3 thoughts on “A Simple Permission Based Security Library in Scala

  1. Interesting brain-teaser (whether you meant it to be or not)!

    I think the problem with transitivity is that implies is a many-to-one function — a non-uniquely invertible relation matrix. In other words, you can not get the parameter to implies from its result (the boolean). So… one option is to write the function so that it is invertible (make it a bi-map or simply represent the results as a list of Permissions instead of a black-box function applied to them). This couldn’t be done without damaging the elegance of the user-experience. Another option might be to have the base Permission class register all instances (in this case, case classes and objects) with a PermissionManager or something during construction. The PermissionManager could test the permission against all “currently” known permissions to build a boolean adjacency matrix (say, using 1’s at (i,j) if Permission(i) implies Permission(j)). This builds the inverse for you and the matrix could be efficiently built (if efficiency is a concern here) or even trivially built using Floyd-Warshall to get the non-incremental transitive closure (there’s one in Apache Commons and one here: http://algowiki.net/wiki/index.php/Floyd-Warshall%27s_algorithm … thank you Wikipedia). Since you don’t need the transitive closure until the Permissions are tested in client code, this would be the *most* efficient method in most cases (barring using a more efficient transitive closure algorithm).

    …but what I’d like to see is a usage that is as nice and as powerful as what you have but maybe simpler than this solution. There is no way that it can be done using the implies function but its not too unreasonable to have the user provide a list of permissions instead of a general function… and then you could write implies to test against ‘this’ and against each element in the implied list. But you lose genericity, which you would have to because you can no longer say something like:

    var x
    override def implies(other: Permission) = x < 3

    since what permissions are implied changes with time. Note that the transitive closure solution suffers from the same problem.

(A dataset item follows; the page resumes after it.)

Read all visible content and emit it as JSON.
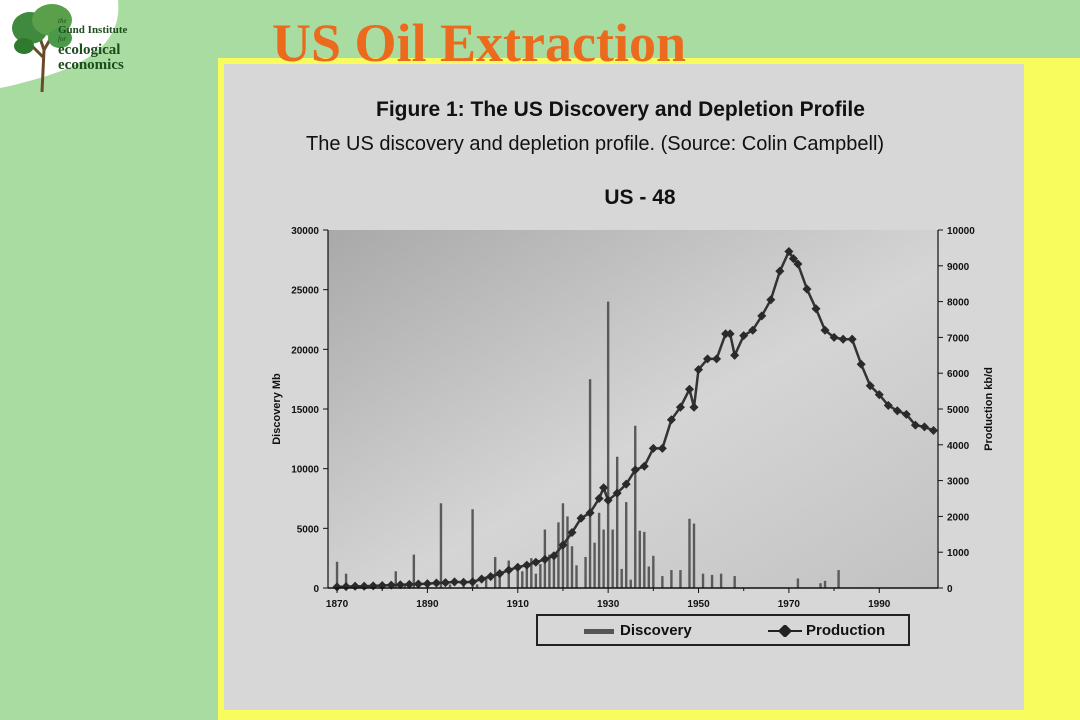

    I'd also like to see someone come up with a neat solution. Frankly, I find most permissions APIs to be terribly painful to use when you consider how simple the problem is. But I like yours… except for the loss of transitive closure which is "a deal breaker, ladies".

    – David

  2. Thank you for your comment, David, it was an interesting read.

    I’d like to keep it simple at least initially so I would rather go with your second approach, also because it’s similar to what I was thinking. I just pushed a possible implementation to github: http://github.com/Villane/paw/blob/master/paw-security/src/main/java/org/villane/paw/security/TransitivePermission.scala

    It didn’t change anything about non-transitive permissions and doesn’t concern itself with performance, but adds a trait TransitivePermission which has two overridable methods: impliesDirectly and impliedPermissions. So you could write:

    object P extends TransitivePermission {
    override def impliesDirectly(that: Permission) = x < 3
    }

    and

    object P2 extends TransitivePermission {
    override def impliedPermissions = List(P)
    }

    One possible option to get a bit better performance in some cases is to make impliedPermissions a lazily computed Stream. Or maybe the return type should be Permissions (the base trait for PermissionSet, NoPermissions and AllPermissions), which allows more flexibility of implementing a performant solution.

    Also, some convenience classes might be required for better usability in more cases.